You can also use environment variables:

import os
from sqlalchemy import create_engine

engine = create_engine(
    f"cloudflare_d1://{os.getenv('CF_ACCOUNT_ID')}:"
    f"{os.getenv('CF_API_TOKEN')}@{os.getenv('CF_DATABASE_ID')}"
)

Limitations

This dialect has some limitations due to D1's REST API nature:

  1. No transactions: D1 REST API doesn't support explicit transactions.
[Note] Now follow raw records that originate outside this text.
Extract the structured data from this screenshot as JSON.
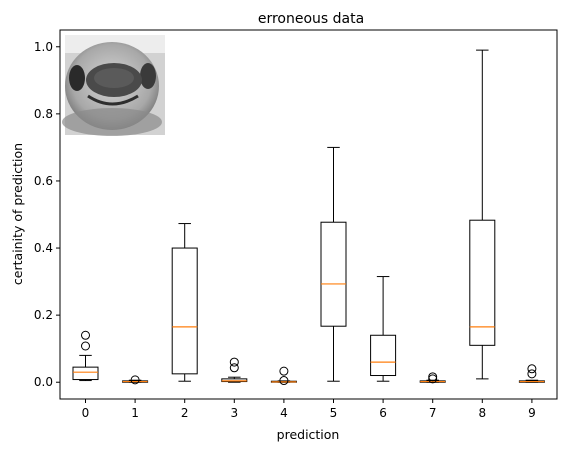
{
  "chart_data": {
    "type": "boxplot",
    "title": "erroneous data",
    "xlabel": "prediction",
    "ylabel": "certainity of prediction",
    "ylim": [
      -0.05,
      1.05
    ],
    "yticks": [
      "0.0",
      "0.2",
      "0.4",
      "0.6",
      "0.8",
      "1.0"
    ],
    "categories": [
      "0",
      "1",
      "2",
      "3",
      "4",
      "5",
      "6",
      "7",
      "8",
      "9"
    ],
    "boxes": [
      {
        "category": "0",
        "whisker_low": 0.005,
        "q1": 0.008,
        "median": 0.03,
        "q3": 0.045,
        "whisker_high": 0.08,
        "outliers": [
          0.108,
          0.14
        ]
      },
      {
        "category": "1",
        "whisker_low": 0.0,
        "q1": 0.0,
        "median": 0.002,
        "q3": 0.004,
        "whisker_high": 0.006,
        "outliers": [
          0.007
        ]
      },
      {
        "category": "2",
        "whisker_low": 0.003,
        "q1": 0.025,
        "median": 0.165,
        "q3": 0.4,
        "whisker_high": 0.473,
        "outliers": []
      },
      {
        "category": "3",
        "whisker_low": 0.0,
        "q1": 0.002,
        "median": 0.004,
        "q3": 0.01,
        "whisker_high": 0.015,
        "outliers": [
          0.043,
          0.06
        ]
      },
      {
        "category": "4",
        "whisker_low": 0.0,
        "q1": 0.0,
        "median": 0.001,
        "q3": 0.003,
        "whisker_high": 0.004,
        "outliers": [
          0.005,
          0.033
        ]
      },
      {
        "category": "5",
        "whisker_low": 0.003,
        "q1": 0.167,
        "median": 0.293,
        "q3": 0.477,
        "whisker_high": 0.7,
        "outliers": []
      },
      {
        "category": "6",
        "whisker_low": 0.003,
        "q1": 0.02,
        "median": 0.06,
        "q3": 0.14,
        "whisker_high": 0.315,
        "outliers": []
      },
      {
        "category": "7",
        "whisker_low": 0.0,
        "q1": 0.0,
        "median": 0.002,
        "q3": 0.004,
        "whisker_high": 0.006,
        "outliers": [
          0.01,
          0.016
        ]
      },
      {
        "category": "8",
        "whisker_low": 0.01,
        "q1": 0.11,
        "median": 0.165,
        "q3": 0.483,
        "whisker_high": 0.99,
        "outliers": []
      },
      {
        "category": "9",
        "whisker_low": 0.0,
        "q1": 0.0,
        "median": 0.002,
        "q3": 0.004,
        "whisker_high": 0.006,
        "outliers": [
          0.025,
          0.04
        ]
      }
    ],
    "inset_image": "grayscale face thumbnail",
    "grid": false,
    "colors": {
      "box": "#000000",
      "median": "#ff7f0e",
      "outlier": "#000000"
    }
  }
}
Each query is auto-committed.
  2. No isolation levels: Connection isolation levels are not supported.
  3. Limited concurrency: Connections are HTTP-based, not persistent database connections.
  4. No stored procedures: D1 doesn't support stored procedures or custom functions.
  5. Rate limiting: Subject to Cloudflare API rate limits.

Known Issues Fixed

  • Empty result sets (v0.3.0+): cursor.description is now correctly populated even when queries return zero rows, fixing NoSuchColumnError exceptions in SQLAlchemy.

Type Mapping

SQLAlchemy Type D1/SQLite Type Notes
Integer INTEGER
String(n) VARCHAR(n)
Text TEXT
Float REAL
Numeric NUMERIC
Boolean INTEGER Stored as 0/1
DateTime TEXT ISO format string
Date TEXT ISO format string
Time TEXT ISO format string

Error Handling

The dialect will raise appropriate SQLAlchemy exceptions:

from sqlalchemy.exc import SQLAlchemyError, OperationalError

try:
    result = conn.execute("SELECT * FROM nonexistent_table")
except OperationalError as e:
    print(f"Database error: {e}")
except SQLAlchemyError as e:
    print(f"SQLAlchemy error: {e}")

Development

For detailed development instructions, see .github/DEVELOPMENT.md.

Quick Start

git clone https://github.com/collierking/sqlalchemy-cloudflare-d1.git
cd sqlalchemy-cloudflare-d1

# Install dependencies and setup pre-commit hooks
make install
make setup_hooks

# Run tests and linting
make check

# Build package
make build

Development Tools

  • Ruff: Fast Python linter and formatter
  • mypy: Static type checking
  • codespell: Spell checking
  • pre-commit: Automated pre-commit checks
  • pytest: Testing framework with socket control

Contributing

  1. Fork the repository
  2. Create a feature branch
  3. Make your changes
  4. Add tests for your changes
  5. Run the test suite
  6. Submit a pull request

License

This project is licensed under the MIT License - see the LICENSE file for details.